Saturday, January 19, 2013

Extending the reach of God



posted by Ed Noyes

What an audacious thing to say!  How could anyone extend the reach of God?  Of course the answer is, “We can’t.”  No matter what new territory we explore, what new peoples we “discover”, we always find God there ahead of us.  Still the phrase evokes the image of an important truth: as God’s people, humbly seeking to serve him, we carry God’s presence with us into places where rebellion persists. 

This is an image that continues to inspire me.  To be certain, we are the flawed, scarred, often inadequate body of Christ.  But God chooses to use us to turn darkness into light in the world.

For 25 years, I have helped Congolese Christians to eliminate hunger in the villages of central Bandundu Province.  We have shared the productive crop varieties that God created.  We have shared principles of how God created plants and their environment so that people can work with God to satisfy food needs.  The extension agents of the Baptist Agricultural Center have shared their insights and experience with their neighbors and have pushed chronic hunger to the very margins of Bandundu life.

The IMA World Health project covers 56 health zones in 5 provinces.  Ed and Miriam will be based in Kinshasa.

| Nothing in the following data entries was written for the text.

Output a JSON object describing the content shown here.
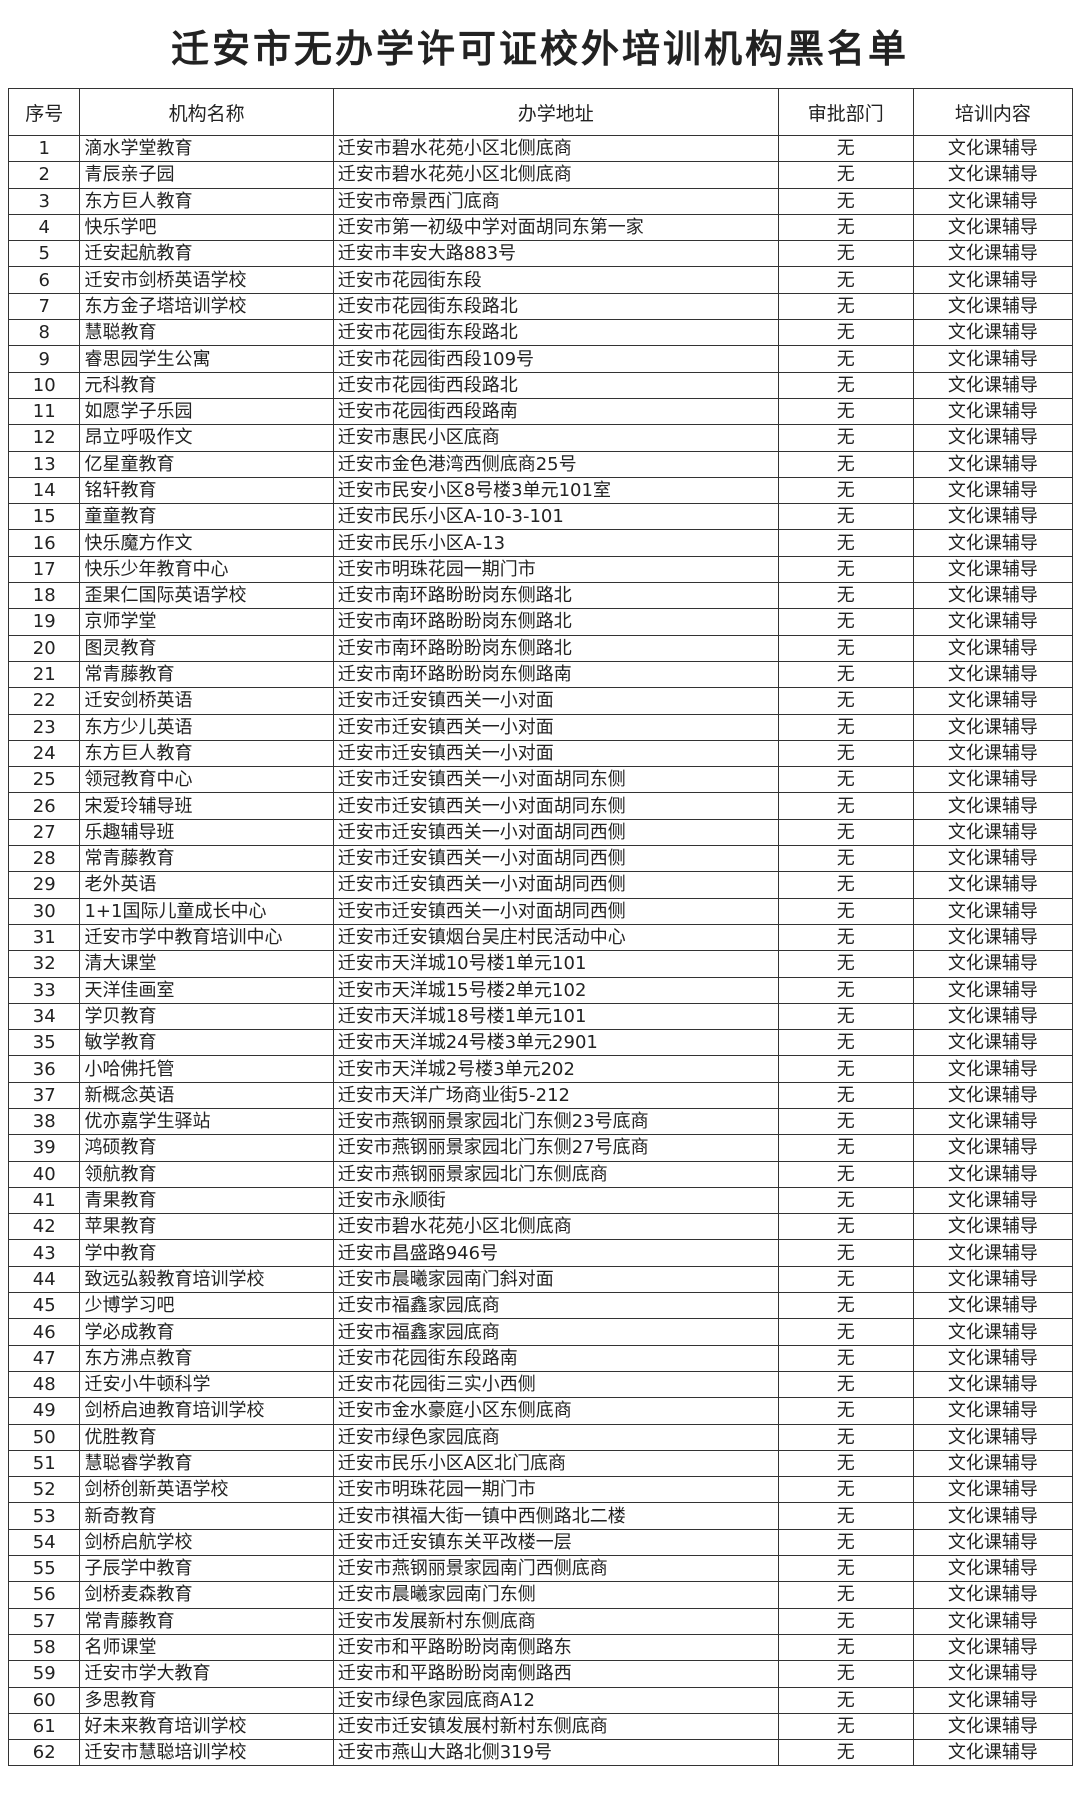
{
  "title": "迁安市无办学许可证校外培训机构黑名单",
  "columns": [
    "序号",
    "机构名称",
    "办学地址",
    "审批部门",
    "培训内容"
  ],
  "rows": [
    [
      "1",
      "滴水学堂教育",
      "迁安市碧水花苑小区北侧底商",
      "无",
      "文化课辅导"
    ],
    [
      "2",
      "青辰亲子园",
      "迁安市碧水花苑小区北侧底商",
      "无",
      "文化课辅导"
    ],
    [
      "3",
      "东方巨人教育",
      "迁安市帝景西门底商",
      "无",
      "文化课辅导"
    ],
    [
      "4",
      "快乐学吧",
      "迁安市第一初级中学对面胡同东第一家",
      "无",
      "文化课辅导"
    ],
    [
      "5",
      "迁安起航教育",
      "迁安市丰安大路883号",
      "无",
      "文化课辅导"
    ],
    [
      "6",
      "迁安市剑桥英语学校",
      "迁安市花园街东段",
      "无",
      "文化课辅导"
    ],
    [
      "7",
      "东方金子塔培训学校",
      "迁安市花园街东段路北",
      "无",
      "文化课辅导"
    ],
    [
      "8",
      "慧聪教育",
      "迁安市花园街东段路北",
      "无",
      "文化课辅导"
    ],
    [
      "9",
      "睿思园学生公寓",
      "迁安市花园街西段109号",
      "无",
      "文化课辅导"
    ],
    [
      "10",
      "元科教育",
      "迁安市花园街西段路北",
      "无",
      "文化课辅导"
    ],
    [
      "11",
      "如愿学子乐园",
      "迁安市花园街西段路南",
      "无",
      "文化课辅导"
    ],
    [
      "12",
      "昂立呼吸作文",
      "迁安市惠民小区底商",
      "无",
      "文化课辅导"
    ],
    [
      "13",
      "亿星童教育",
      "迁安市金色港湾西侧底商25号",
      "无",
      "文化课辅导"
    ],
    [
      "14",
      "铭轩教育",
      "迁安市民安小区8号楼3单元101室",
      "无",
      "文化课辅导"
    ],
    [
      "15",
      "童童教育",
      "迁安市民乐小区A-10-3-101",
      "无",
      "文化课辅导"
    ],
    [
      "16",
      "快乐魔方作文",
      "迁安市民乐小区A-13",
      "无",
      "文化课辅导"
    ],
    [
      "17",
      "快乐少年教育中心",
      "迁安市明珠花园一期门市",
      "无",
      "文化课辅导"
    ],
    [
      "18",
      "歪果仁国际英语学校",
      "迁安市南环路盼盼岗东侧路北",
      "无",
      "文化课辅导"
    ],
    [
      "19",
      "京师学堂",
      "迁安市南环路盼盼岗东侧路北",
      "无",
      "文化课辅导"
    ],
    [
      "20",
      "图灵教育",
      "迁安市南环路盼盼岗东侧路北",
      "无",
      "文化课辅导"
    ],
    [
      "21",
      "常青藤教育",
      "迁安市南环路盼盼岗东侧路南",
      "无",
      "文化课辅导"
    ],
    [
      "22",
      "迁安剑桥英语",
      "迁安市迁安镇西关一小对面",
      "无",
      "文化课辅导"
    ],
    [
      "23",
      "东方少儿英语",
      "迁安市迁安镇西关一小对面",
      "无",
      "文化课辅导"
    ],
    [
      "24",
      "东方巨人教育",
      "迁安市迁安镇西关一小对面",
      "无",
      "文化课辅导"
    ],
    [
      "25",
      "领冠教育中心",
      "迁安市迁安镇西关一小对面胡同东侧",
      "无",
      "文化课辅导"
    ],
    [
      "26",
      "宋爱玲辅导班",
      "迁安市迁安镇西关一小对面胡同东侧",
      "无",
      "文化课辅导"
    ],
    [
      "27",
      "乐趣辅导班",
      "迁安市迁安镇西关一小对面胡同西侧",
      "无",
      "文化课辅导"
    ],
    [
      "28",
      "常青藤教育",
      "迁安市迁安镇西关一小对面胡同西侧",
      "无",
      "文化课辅导"
    ],
    [
      "29",
      "老外英语",
      "迁安市迁安镇西关一小对面胡同西侧",
      "无",
      "文化课辅导"
    ],
    [
      "30",
      "1+1国际儿童成长中心",
      "迁安市迁安镇西关一小对面胡同西侧",
      "无",
      "文化课辅导"
    ],
    [
      "31",
      "迁安市学中教育培训中心",
      "迁安市迁安镇烟台吴庄村民活动中心",
      "无",
      "文化课辅导"
    ],
    [
      "32",
      "清大课堂",
      "迁安市天洋城10号楼1单元101",
      "无",
      "文化课辅导"
    ],
    [
      "33",
      "天洋佳画室",
      "迁安市天洋城15号楼2单元102",
      "无",
      "文化课辅导"
    ],
    [
      "34",
      "学贝教育",
      "迁安市天洋城18号楼1单元101",
      "无",
      "文化课辅导"
    ],
    [
      "35",
      "敏学教育",
      "迁安市天洋城24号楼3单元2901",
      "无",
      "文化课辅导"
    ],
    [
      "36",
      "小哈佛托管",
      "迁安市天洋城2号楼3单元202",
      "无",
      "文化课辅导"
    ],
    [
      "37",
      "新概念英语",
      "迁安市天洋广场商业街5-212",
      "无",
      "文化课辅导"
    ],
    [
      "38",
      "优亦嘉学生驿站",
      "迁安市燕钢丽景家园北门东侧23号底商",
      "无",
      "文化课辅导"
    ],
    [
      "39",
      "鸿硕教育",
      "迁安市燕钢丽景家园北门东侧27号底商",
      "无",
      "文化课辅导"
    ],
    [
      "40",
      "领航教育",
      "迁安市燕钢丽景家园北门东侧底商",
      "无",
      "文化课辅导"
    ],
    [
      "41",
      "青果教育",
      "迁安市永顺街",
      "无",
      "文化课辅导"
    ],
    [
      "42",
      "苹果教育",
      "迁安市碧水花苑小区北侧底商",
      "无",
      "文化课辅导"
    ],
    [
      "43",
      "学中教育",
      "迁安市昌盛路946号",
      "无",
      "文化课辅导"
    ],
    [
      "44",
      "致远弘毅教育培训学校",
      "迁安市晨曦家园南门斜对面",
      "无",
      "文化课辅导"
    ],
    [
      "45",
      "少博学习吧",
      "迁安市福鑫家园底商",
      "无",
      "文化课辅导"
    ],
    [
      "46",
      "学必成教育",
      "迁安市福鑫家园底商",
      "无",
      "文化课辅导"
    ],
    [
      "47",
      "东方沸点教育",
      "迁安市花园街东段路南",
      "无",
      "文化课辅导"
    ],
    [
      "48",
      "迁安小牛顿科学",
      "迁安市花园街三实小西侧",
      "无",
      "文化课辅导"
    ],
    [
      "49",
      "剑桥启迪教育培训学校",
      "迁安市金水豪庭小区东侧底商",
      "无",
      "文化课辅导"
    ],
    [
      "50",
      "优胜教育",
      "迁安市绿色家园底商",
      "无",
      "文化课辅导"
    ],
    [
      "51",
      "慧聪睿学教育",
      "迁安市民乐小区A区北门底商",
      "无",
      "文化课辅导"
    ],
    [
      "52",
      "剑桥创新英语学校",
      "迁安市明珠花园一期门市",
      "无",
      "文化课辅导"
    ],
    [
      "53",
      "新奇教育",
      "迁安市祺福大街一镇中西侧路北二楼",
      "无",
      "文化课辅导"
    ],
    [
      "54",
      "剑桥启航学校",
      "迁安市迁安镇东关平改楼一层",
      "无",
      "文化课辅导"
    ],
    [
      "55",
      "子辰学中教育",
      "迁安市燕钢丽景家园南门西侧底商",
      "无",
      "文化课辅导"
    ],
    [
      "56",
      "剑桥麦森教育",
      "迁安市晨曦家园南门东侧",
      "无",
      "文化课辅导"
    ],
    [
      "57",
      "常青藤教育",
      "迁安市发展新村东侧底商",
      "无",
      "文化课辅导"
    ],
    [
      "58",
      "名师课堂",
      "迁安市和平路盼盼岗南侧路东",
      "无",
      "文化课辅导"
    ],
    [
      "59",
      "迁安市学大教育",
      "迁安市和平路盼盼岗南侧路西",
      "无",
      "文化课辅导"
    ],
    [
      "60",
      "多思教育",
      "迁安市绿色家园底商A12",
      "无",
      "文化课辅导"
    ],
    [
      "61",
      "好未来教育培训学校",
      "迁安市迁安镇发展村新村东侧底商",
      "无",
      "文化课辅导"
    ],
    [
      "62",
      "迁安市慧聪培训学校",
      "迁安市燕山大路北侧319号",
      "无",
      "文化课辅导"
    ]
  ]
}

Now I have a chance to take the fight into parts of 5 provinces where malnutrition and poverty rates are among the worst in Congo: Western Kasai, Maniema, South Kivu, Eastern Province and Equator.  Long-time International Ministries partner IMA World Health has invited me to serve 60% of my time as the principal agricultural extension advisor for a large project rehabilitating rural primary health care systems (rural health centers and hospitals.)  The project encourages villages to create common production fields to help support health centers.  These fields provide excellent opportunities for village groups to experiment with the best available crop varieties and best agricultural practices – simple innovations that can often double agricultural production.

Over the next five years, I will be leading a program that trains village extension workers, distributes high quality seed and seed cuttings over wide swathes of Congolese territory, and helps village groups turn agricultural produce into cash contributions to their local health care system.  In the course of these activities we hope that farm households will adopt innovations that boost their basic agricultural production by 50-100% and ensure that people have enough to eat.  The project hopes to work closely with over 7,000 village groups representing over 4.9 million people.

I will continue to work with Timothée Kabila and ACDI Lusekele, perfecting extension materials, training staff and troubleshooting as needed.  
There is one interesting new development there: Timothée has asked the new governor of Bandundu to include support for ACDI Lusekele’s extension program in the provincial budget.  The governor’s staff has been very encouraging.  We continue to pray that they finally realize that ACDI Lusekele is one of the few serious agricultural extension programs in the entire province and a solid investment in regional economic development.

Paul encourages the Ephesian Christians in this way:  “You yourselves used to be in the darkness, but since you have become the Lord’s people, you are in the light.  So you must live like people who belong in the light, for it is the light that brings a rich harvest of every kind of goodness, righteousness and truth.”  A world without hunger and world where farm families live productive lives while building the capacity of the land to produce sustainable yields – for me that is part of the rich harvest, a sign that God is finally being honored and obeyed.

Please pray for this new venture and the changes it entails.  In the coming months we can share with each other what God is doing.